By Michael Lundin, ,
Published November 29, 2015
This small, central Idaho city of about 8,000 is wilting in the international spotlight brought by what was supposed to be a joyous occasion, and a much-anticipated celebration welcoming back a long-lost son has been canceled.
For years, the town has rallied, hoped and prayed for the return of Sgt. Bowe Bergdahl, the polite and sensitive boy who was home-schooled by his parents, attended Sovereign Redeemer Presbyterian Church, took ballet lessons in nearby Ketchum and worked as a barista at Zaney's coffee shop on River Street before enlisting in the Army in 2008. Captured by the Taliban a year into his tour, Bergdahl was held for five years until Saturday's dramatic announcement that he'd been swapped for five of Guantanamo Bay's most dangerous prisoners.
But the jubilation that followed his release has given way to confusion and fear, as questions about whether Bergdahl was a deserter have surfaced. City Hall has been inundated with angry letters and emails from around the country. The long-planned "Welcome Back, Bowe" celebration, planned for June 28 in Hop Porter Park, was canceled Wednesday amid growing claims by Bergdahl's fellow soldiers that he deserves no honor.
“This man deserves no welcome," reads one of the many emails City Administrator Heather Dawson has fielded at City Hall. "His reward is being alive, unlike the brave soldiers who actually followed their orders and continued to search for him knowing full well he had deserted his post.”
“You and anyone else involved in organizing this farce of a celebration should be ashamed of yourselves,” reads another.

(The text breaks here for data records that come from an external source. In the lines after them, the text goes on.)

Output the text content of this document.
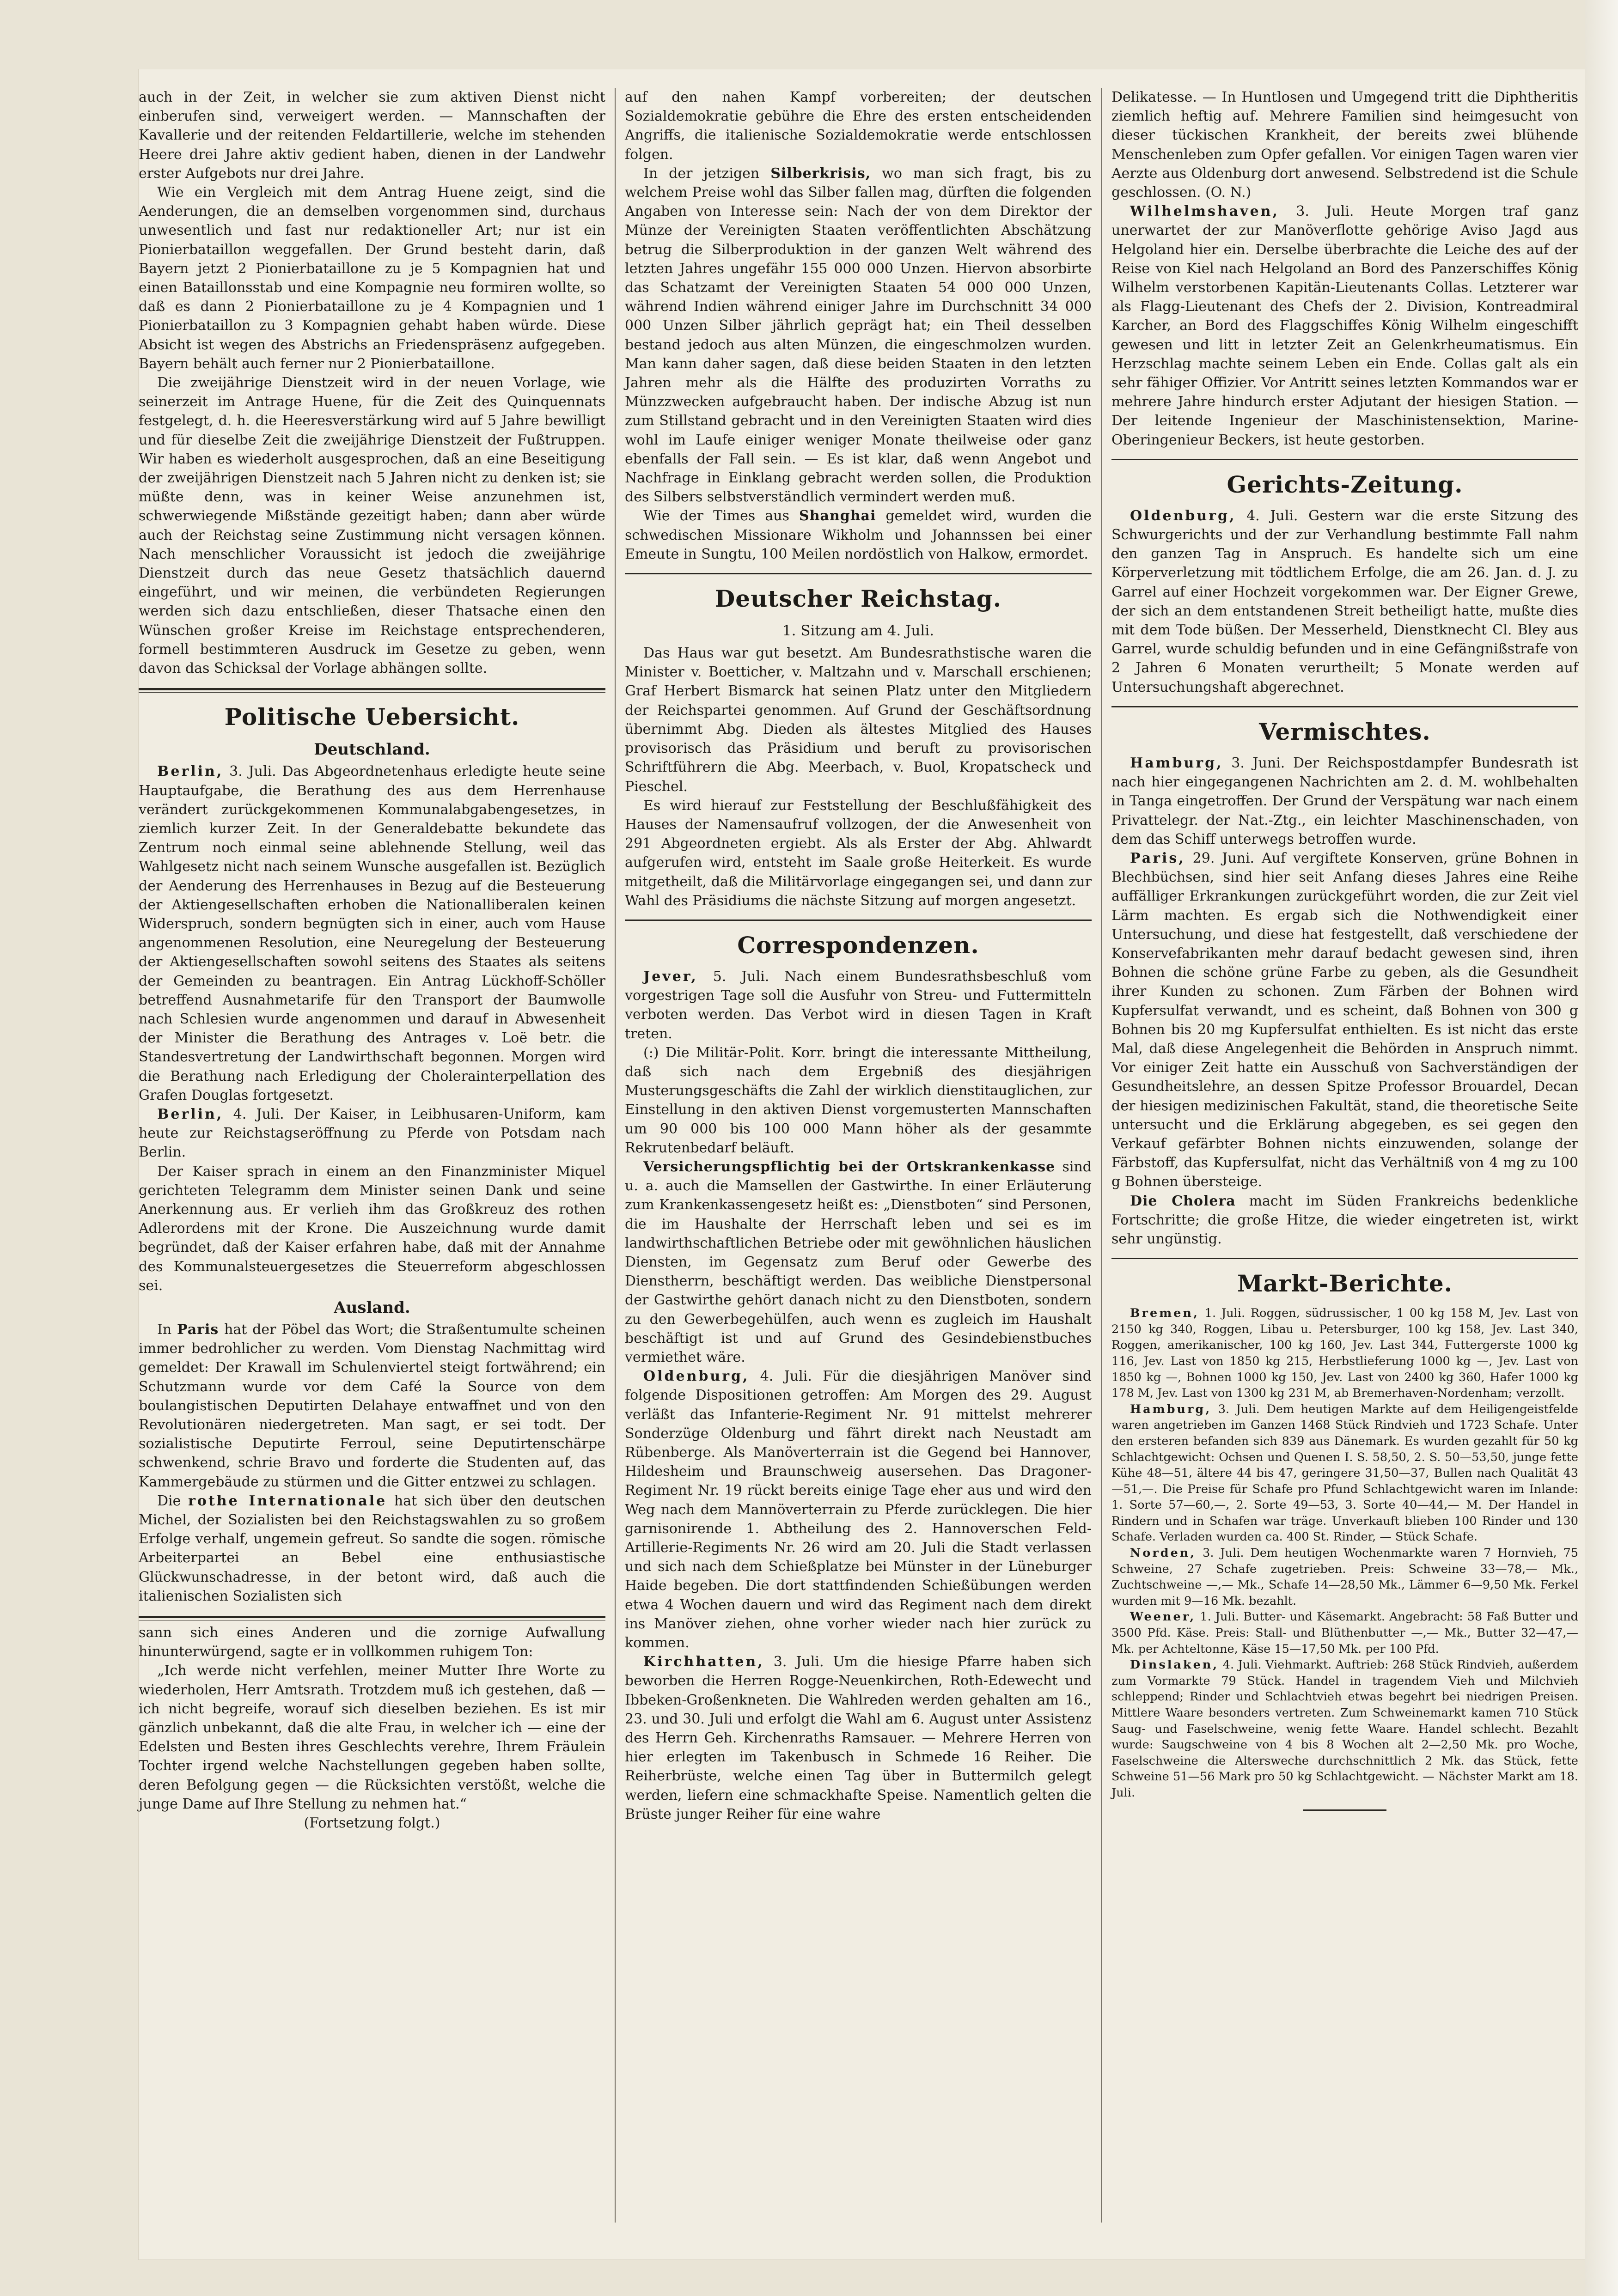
auch in der Zeit, in welcher sie zum aktiven Dienst nicht einberufen sind, verweigert werden. — Mannschaften der Kavallerie und der reitenden Feldartillerie, welche im stehenden Heere drei Jahre aktiv gedient haben, dienen in der Landwehr erster Aufgebots nur drei Jahre.

Wie ein Vergleich mit dem Antrag Huene zeigt, sind die Aenderungen, die an demselben vorgenommen sind, durchaus unwesentlich und fast nur redaktioneller Art; nur ist ein Pionierbataillon weggefallen. Der Grund besteht darin, daß Bayern jetzt 2 Pionierbataillone zu je 5 Kompagnien hat und einen Bataillonsstab und eine Kompagnie neu formiren wollte, so daß es dann 2 Pionierbataillone zu je 4 Kompagnien und 1 Pionierbataillon zu 3 Kompagnien gehabt haben würde. Diese Absicht ist wegen des Abstrichs an Friedenspräsenz aufgegeben. Bayern behält auch ferner nur 2 Pionierbataillone.

Die zweijährige Dienstzeit wird in der neuen Vorlage, wie seinerzeit im Antrage Huene, für die Zeit des Quinquennats festgelegt, d. h. die Heeresverstärkung wird auf 5 Jahre bewilligt und für dieselbe Zeit die zweijährige Dienstzeit der Fußtruppen. Wir haben es wiederholt ausgesprochen, daß an eine Beseitigung der zweijährigen Dienstzeit nach 5 Jahren nicht zu denken ist; sie müßte denn, was in keiner Weise anzunehmen ist, schwerwiegende Mißstände gezeitigt haben; dann aber würde auch der Reichstag seine Zustimmung nicht versagen können. Nach menschlicher Voraussicht ist jedoch die zweijährige Dienstzeit durch das neue Gesetz thatsächlich dauernd eingeführt, und wir meinen, die verbündeten Regierungen werden sich dazu entschließen, dieser Thatsache einen den Wünschen großer Kreise im Reichstage entsprechenderen, formell bestimmteren Ausdruck im Gesetze zu geben, wenn davon das Schicksal der Vorlage abhängen sollte.

Politische Uebersicht.
Deutschland.

Berlin, 3. Juli. Das Abgeordnetenhaus erledigte heute seine Hauptaufgabe, die Berathung des aus dem Herrenhause verändert zurückgekommenen Kommunalabgabengesetzes, in ziemlich kurzer Zeit. In der Generaldebatte bekundete das Zentrum noch einmal seine ablehnende Stellung, weil das Wahlgesetz nicht nach seinem Wunsche ausgefallen ist. Bezüglich der Aenderung des Herrenhauses in Bezug auf die Besteuerung der Aktiengesellschaften erhoben die Nationalliberalen keinen Widerspruch, sondern begnügten sich in einer, auch vom Hause angenommenen Resolution, eine Neuregelung der Besteuerung der Aktiengesellschaften sowohl seitens des Staates als seitens der Gemeinden zu beantragen. Ein Antrag Lückhoff-Schöller betreffend Ausnahmetarife für den Transport der Baumwolle nach Schlesien wurde angenommen und darauf in Abwesenheit der Minister die Berathung des Antrages v. Loë betr. die Standesvertretung der Landwirthschaft begonnen. Morgen wird die Berathung nach Erledigung der Cholerainterpellation des Grafen Douglas fortgesetzt.

Berlin, 4. Juli. Der Kaiser, in Leibhusaren-Uniform, kam heute zur Reichstagseröffnung zu Pferde von Potsdam nach Berlin.

Der Kaiser sprach in einem an den Finanzminister Miquel gerichteten Telegramm dem Minister seinen Dank und seine Anerkennung aus. Er verlieh ihm das Großkreuz des rothen Adlerordens mit der Krone. Die Auszeichnung wurde damit begründet, daß der Kaiser erfahren habe, daß mit der Annahme des Kommunalsteuergesetzes die Steuerreform abgeschlossen sei.

Ausland.

In Paris hat der Pöbel das Wort; die Straßentumulte scheinen immer bedrohlicher zu werden. Vom Dienstag Nachmittag wird gemeldet: Der Krawall im Schulenviertel steigt fortwährend; ein Schutzmann wurde vor dem Café la Source von dem boulangistischen Deputirten Delahaye entwaffnet und von den Revolutionären niedergetreten. Man sagt, er sei todt. Der sozialistische Deputirte Ferroul, seine Deputirtenschärpe schwenkend, schrie Bravo und forderte die Studenten auf, das Kammergebäude zu stürmen und die Gitter entzwei zu schlagen.

Die rothe Internationale hat sich über den deutschen Michel, der Sozialisten bei den Reichstagswahlen zu so großem Erfolge verhalf, ungemein gefreut. So sandte die sogen. römische Arbeiterpartei an Bebel eine enthusiastische Glückwunschadresse, in der betont wird, daß auch die italienischen Sozialisten sich

sann sich eines Anderen und die zornige Aufwallung hinunterwürgend, sagte er in vollkommen ruhigem Ton:

„Ich werde nicht verfehlen, meiner Mutter Ihre Worte zu wiederholen, Herr Amtsrath. Trotzdem muß ich gestehen, daß — ich nicht begreife, worauf sich dieselben beziehen. Es ist mir gänzlich unbekannt, daß die alte Frau, in welcher ich — eine der Edelsten und Besten ihres Geschlechts verehre, Ihrem Fräulein Tochter irgend welche Nachstellungen gegeben haben sollte, deren Befolgung gegen — die Rücksichten verstößt, welche die junge Dame auf Ihre Stellung zu nehmen hat.“

(Fortsetzung folgt.)

auf den nahen Kampf vorbereiten; der deutschen Sozialdemokratie gebühre die Ehre des ersten entscheidenden Angriffs, die italienische Sozialdemokratie werde entschlossen folgen.

In der jetzigen Silberkrisis, wo man sich fragt, bis zu welchem Preise wohl das Silber fallen mag, dürften die folgenden Angaben von Interesse sein: Nach der von dem Direktor der Münze der Vereinigten Staaten veröffentlichten Abschätzung betrug die Silberproduktion in der ganzen Welt während des letzten Jahres ungefähr 155 000 000 Unzen. Hiervon absorbirte das Schatzamt der Vereinigten Staaten 54 000 000 Unzen, während Indien während einiger Jahre im Durchschnitt 34 000 000 Unzen Silber jährlich geprägt hat; ein Theil desselben bestand jedoch aus alten Münzen, die eingeschmolzen wurden. Man kann daher sagen, daß diese beiden Staaten in den letzten Jahren mehr als die Hälfte des produzirten Vorraths zu Münzzwecken aufgebraucht haben. Der indische Abzug ist nun zum Stillstand gebracht und in den Vereinigten Staaten wird dies wohl im Laufe einiger weniger Monate theilweise oder ganz ebenfalls der Fall sein. — Es ist klar, daß wenn Angebot und Nachfrage in Einklang gebracht werden sollen, die Produktion des Silbers selbstverständlich vermindert werden muß.

Wie der Times aus Shanghai gemeldet wird, wurden die schwedischen Missionare Wikholm und Johannssen bei einer Emeute in Sungtu, 100 Meilen nordöstlich von Halkow, ermordet.

Deutscher Reichstag.
1. Sitzung am 4. Juli.

Das Haus war gut besetzt. Am Bundesrathstische waren die Minister v. Boetticher, v. Maltzahn und v. Marschall erschienen; Graf Herbert Bismarck hat seinen Platz unter den Mitgliedern der Reichspartei genommen. Auf Grund der Geschäftsordnung übernimmt Abg. Dieden als ältestes Mitglied des Hauses provisorisch das Präsidium und beruft zu provisorischen Schriftführern die Abg. Meerbach, v. Buol, Kropatscheck und Pieschel.

Es wird hierauf zur Feststellung der Beschlußfähigkeit des Hauses der Namensaufruf vollzogen, der die Anwesenheit von 291 Abgeordneten ergiebt. Als als Erster der Abg. Ahlwardt aufgerufen wird, entsteht im Saale große Heiterkeit. Es wurde mitgetheilt, daß die Militärvorlage eingegangen sei, und dann zur Wahl des Präsidiums die nächste Sitzung auf morgen angesetzt.

Correspondenzen.

Jever, 5. Juli. Nach einem Bundesrathsbeschluß vom vorgestrigen Tage soll die Ausfuhr von Streu- und Futtermitteln verboten werden. Das Verbot wird in diesen Tagen in Kraft treten.

(:) Die Militär-Polit. Korr. bringt die interessante Mittheilung, daß sich nach dem Ergebniß des diesjährigen Musterungsgeschäfts die Zahl der wirklich dienstitauglichen, zur Einstellung in den aktiven Dienst vorgemusterten Mannschaften um 90 000 bis 100 000 Mann höher als der gesammte Rekrutenbedarf beläuft.

Versicherungspflichtig bei der Ortskrankenkasse sind u. a. auch die Mamsellen der Gastwirthe. In einer Erläuterung zum Krankenkassengesetz heißt es: „Dienstboten“ sind Personen, die im Haushalte der Herrschaft leben und sei es im landwirthschaftlichen Betriebe oder mit gewöhnlichen häuslichen Diensten, im Gegensatz zum Beruf oder Gewerbe des Dienstherrn, beschäftigt werden. Das weibliche Dienstpersonal der Gastwirthe gehört danach nicht zu den Dienstboten, sondern zu den Gewerbegehülfen, auch wenn es zugleich im Haushalt beschäftigt ist und auf Grund des Gesindebienstbuches vermiethet wäre.

Oldenburg, 4. Juli. Für die diesjährigen Manöver sind folgende Dispositionen getroffen: Am Morgen des 29. August verläßt das Infanterie-Regiment Nr. 91 mittelst mehrerer Sonderzüge Oldenburg und fährt direkt nach Neustadt am Rübenberge. Als Manöverterrain ist die Gegend bei Hannover, Hildesheim und Braunschweig ausersehen. Das Dragoner-Regiment Nr. 19 rückt bereits einige Tage eher aus und wird den Weg nach dem Mannöverterrain zu Pferde zurücklegen. Die hier garnisonirende 1. Abtheilung des 2. Hannoverschen Feld-Artillerie-Regiments Nr. 26 wird am 20. Juli die Stadt verlassen und sich nach dem Schießplatze bei Münster in der Lüneburger Haide begeben. Die dort stattfindenden Schießübungen werden etwa 4 Wochen dauern und wird das Regiment nach dem direkt ins Manöver ziehen, ohne vorher wieder nach hier zurück zu kommen.

Kirchhatten, 3. Juli. Um die hiesige Pfarre haben sich beworben die Herren Rogge-Neuenkirchen, Roth-Edewecht und Ibbeken-Großenkneten. Die Wahlreden werden gehalten am 16., 23. und 30. Juli und erfolgt die Wahl am 6. August unter Assistenz des Herrn Geh. Kirchenraths Ramsauer. — Mehrere Herren von hier erlegten im Takenbusch in Schmede 16 Reiher. Die Reiherbrüste, welche einen Tag über in Buttermilch gelegt werden, liefern eine schmackhafte Speise. Namentlich gelten die Brüste junger Reiher für eine wahre

Delikatesse. — In Huntlosen und Umgegend tritt die Diphtheritis ziemlich heftig auf. Mehrere Familien sind heimgesucht von dieser tückischen Krankheit, der bereits zwei blühende Menschenleben zum Opfer gefallen. Vor einigen Tagen waren vier Aerzte aus Oldenburg dort anwesend. Selbstredend ist die Schule geschlossen. (O. N.)

Wilhelmshaven, 3. Juli. Heute Morgen traf ganz unerwartet der zur Manöverflotte gehörige Aviso Jagd aus Helgoland hier ein. Derselbe überbrachte die Leiche des auf der Reise von Kiel nach Helgoland an Bord des Panzerschiffes König Wilhelm verstorbenen Kapitän-Lieutenants Collas. Letzterer war als Flagg-Lieutenant des Chefs der 2. Division, Kontreadmiral Karcher, an Bord des Flaggschiffes König Wilhelm eingeschifft gewesen und litt in letzter Zeit an Gelenkrheumatismus. Ein Herzschlag machte seinem Leben ein Ende. Collas galt als ein sehr fähiger Offizier. Vor Antritt seines letzten Kommandos war er mehrere Jahre hindurch erster Adjutant der hiesigen Station. — Der leitende Ingenieur der Maschinistensektion, Marine-Oberingenieur Beckers, ist heute gestorben.

Gerichts-Zeitung.

Oldenburg, 4. Juli. Gestern war die erste Sitzung des Schwurgerichts und der zur Verhandlung bestimmte Fall nahm den ganzen Tag in Anspruch. Es handelte sich um eine Körperverletzung mit tödtlichem Erfolge, die am 26. Jan. d. J. zu Garrel auf einer Hochzeit vorgekommen war. Der Eigner Grewe, der sich an dem entstandenen Streit betheiligt hatte, mußte dies mit dem Tode büßen. Der Messerheld, Dienstknecht Cl. Bley aus Garrel, wurde schuldig befunden und in eine Gefängnißstrafe von 2 Jahren 6 Monaten verurtheilt; 5 Monate werden auf Untersuchungshaft abgerechnet.

Vermischtes.

Hamburg, 3. Juni. Der Reichspostdampfer Bundesrath ist nach hier eingegangenen Nachrichten am 2. d. M. wohlbehalten in Tanga eingetroffen. Der Grund der Verspätung war nach einem Privattelegr. der Nat.-Ztg., ein leichter Maschinenschaden, von dem das Schiff unterwegs betroffen wurde.

Paris, 29. Juni. Auf vergiftete Konserven, grüne Bohnen in Blechbüchsen, sind hier seit Anfang dieses Jahres eine Reihe auffälliger Erkrankungen zurückgeführt worden, die zur Zeit viel Lärm machten. Es ergab sich die Nothwendigkeit einer Untersuchung, und diese hat festgestellt, daß verschiedene der Konservefabrikanten mehr darauf bedacht gewesen sind, ihren Bohnen die schöne grüne Farbe zu geben, als die Gesundheit ihrer Kunden zu schonen. Zum Färben der Bohnen wird Kupfersulfat verwandt, und es scheint, daß Bohnen von 300 g Bohnen bis 20 mg Kupfersulfat enthielten. Es ist nicht das erste Mal, daß diese Angelegenheit die Behörden in Anspruch nimmt. Vor einiger Zeit hatte ein Ausschuß von Sachverständigen der Gesundheitslehre, an dessen Spitze Professor Brouardel, Decan der hiesigen medizinischen Fakultät, stand, die theoretische Seite untersucht und die Erklärung abgegeben, es sei gegen den Verkauf gefärbter Bohnen nichts einzuwenden, solange der Färbstoff, das Kupfersulfat, nicht das Verhältniß von 4 mg zu 100 g Bohnen übersteige.

Die Cholera macht im Süden Frankreichs bedenkliche Fortschritte; die große Hitze, die wieder eingetreten ist, wirkt sehr ungünstig.

Markt-Berichte.

Bremen, 1. Juli. Roggen, südrussischer, 1 00 kg 158 M, Jev. Last von 2150 kg 340, Roggen, Libau u. Petersburger, 100 kg 158, Jev. Last 340, Roggen, amerikanischer, 100 kg 160, Jev. Last 344, Futtergerste 1000 kg 116, Jev. Last von 1850 kg 215, Herbstlieferung 1000 kg —, Jev. Last von 1850 kg —, Bohnen 1000 kg 150, Jev. Last von 2400 kg 360, Hafer 1000 kg 178 M, Jev. Last von 1300 kg 231 M, ab Bremerhaven-Nordenham; verzollt.

Hamburg, 3. Juli. Dem heutigen Markte auf dem Heiligengeistfelde waren angetrieben im Ganzen 1468 Stück Rindvieh und 1723 Schafe. Unter den ersteren befanden sich 839 aus Dänemark. Es wurden gezahlt für 50 kg Schlachtgewicht: Ochsen und Quenen I. S. 58,50, 2. S. 50—53,50, junge fette Kühe 48—51, ältere 44 bis 47, geringere 31,50—37, Bullen nach Qualität 43—51,—. Die Preise für Schafe pro Pfund Schlachtgewicht waren im Inlande: 1. Sorte 57—60,—, 2. Sorte 49—53, 3. Sorte 40—44,— M. Der Handel in Rindern und in Schafen war träge. Unverkauft blieben 100 Rinder und 130 Schafe. Verladen wurden ca. 400 St. Rinder, — Stück Schafe.

Norden, 3. Juli. Dem heutigen Wochenmarkte waren 7 Hornvieh, 75 Schweine, 27 Schafe zugetrieben. Preis: Schweine 33—78,— Mk., Zuchtschweine —,— Mk., Schafe 14—28,50 Mk., Lämmer 6—9,50 Mk. Ferkel wurden mit 9—16 Mk. bezahlt.

Weener, 1. Juli. Butter- und Käsemarkt. Angebracht: 58 Faß Butter und 3500 Pfd. Käse. Preis: Stall- und Blüthenbutter —,— Mk., Butter 32—47,— Mk. per Achteltonne, Käse 15—17,50 Mk. per 100 Pfd.

Dinslaken, 4. Juli. Viehmarkt. Auftrieb: 268 Stück Rindvieh, außerdem zum Vormarkte 79 Stück. Handel in tragendem Vieh und Milchvieh schleppend; Rinder und Schlachtvieh etwas begehrt bei niedrigen Preisen. Mittlere Waare besonders vertreten. Zum Schweinemarkt kamen 710 Stück Saug- und Faselschweine, wenig fette Waare. Handel schlecht. Bezahlt wurde: Saugschweine von 4 bis 8 Wochen alt 2—2,50 Mk. pro Woche, Faselschweine die Altersweche durchschnittlich 2 Mk. das Stück, fette Schweine 51—56 Mark pro 50 kg Schlachtgewicht. — Nächster Markt am 18. Juli.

Some employees and the businesses that have supported Bowe’s release have received angry messages from people both around the country and even from within the once close-knit community.
Dawson calls the issue “polarizing,” and says the small town can feel the world eyes, through the convoy of television trucks and journalists that have descended into the picturesque Wood River Valley.
On Wednesday afternoon, Dawson issued a press release saying, “In the interest of public safety, the event will be canceled. Hailey, a town of 8,000 does not have the infrastructure to support an event of the size this could become. “
“All of America is watching your little town and hoping the right thing is done,” read one e-mail.
But others write in support of Bergdahl, his hometown and the American president who struck a pricey deal to bring home America's last remaining prisoner of war.
“The President knows very well that we cannot leave an American behind, no matter the case. His decision is right and patriotic. The outcry that follows is more of the same. The outcry comes from circles that hate President Obama from the first day in the Oval Office. It is not only sad but also despicable that the hate for the President is now being visited upon Bowe Bergdahl. “
“I think that most of these people that are passing judgment have no idea, and they ought to be ashamed of themselves. Let's get him home and then things can be looked into. But lets not forget that he’s spent five years in captivity for whatever reasons this happened.”
While the nation debates Bergdahl's just deserts, most Hailey residents stay defiantly positive that their hometown soldier has been freed. The yellow ribbons still circle trees and signs saying "Bowe is free at last!" hang in front of shops. Most folks are glad Bergdahl is safe, and willing to reserve judgment about what he did.
"It's not like he’s been vacationing at Disneyland for five years," said Sherry Horton, a former roommate of Bergdahl, told Fox News. "He’s been going through a lot so not only should we find out the truth but also take into account everything that’s happened over the five years."
Sue Martin, who has been a spokeswoman for the Bergdahl family, said the town will stand by Bergdahl.
"We’re going to have somebody here who’s going to need our support and help and the transition back into his life," said Martin. "Bowe’s going to write the next chapter in his book supposedly right here in Hailey and we’ll see what his needs are, he’s going to have to have some privacy I’m sure absolutely and the military of course will get him started on that road to healing – physically, emotionally and psychologically. We’ll be his support system for what he needs."
But as Fox News interviewed townspeople whose bemusement at the media attention has quickly given way to annoyance, one man approached to offer his opinion.
"He's a deserter, you know," he said, before striding away.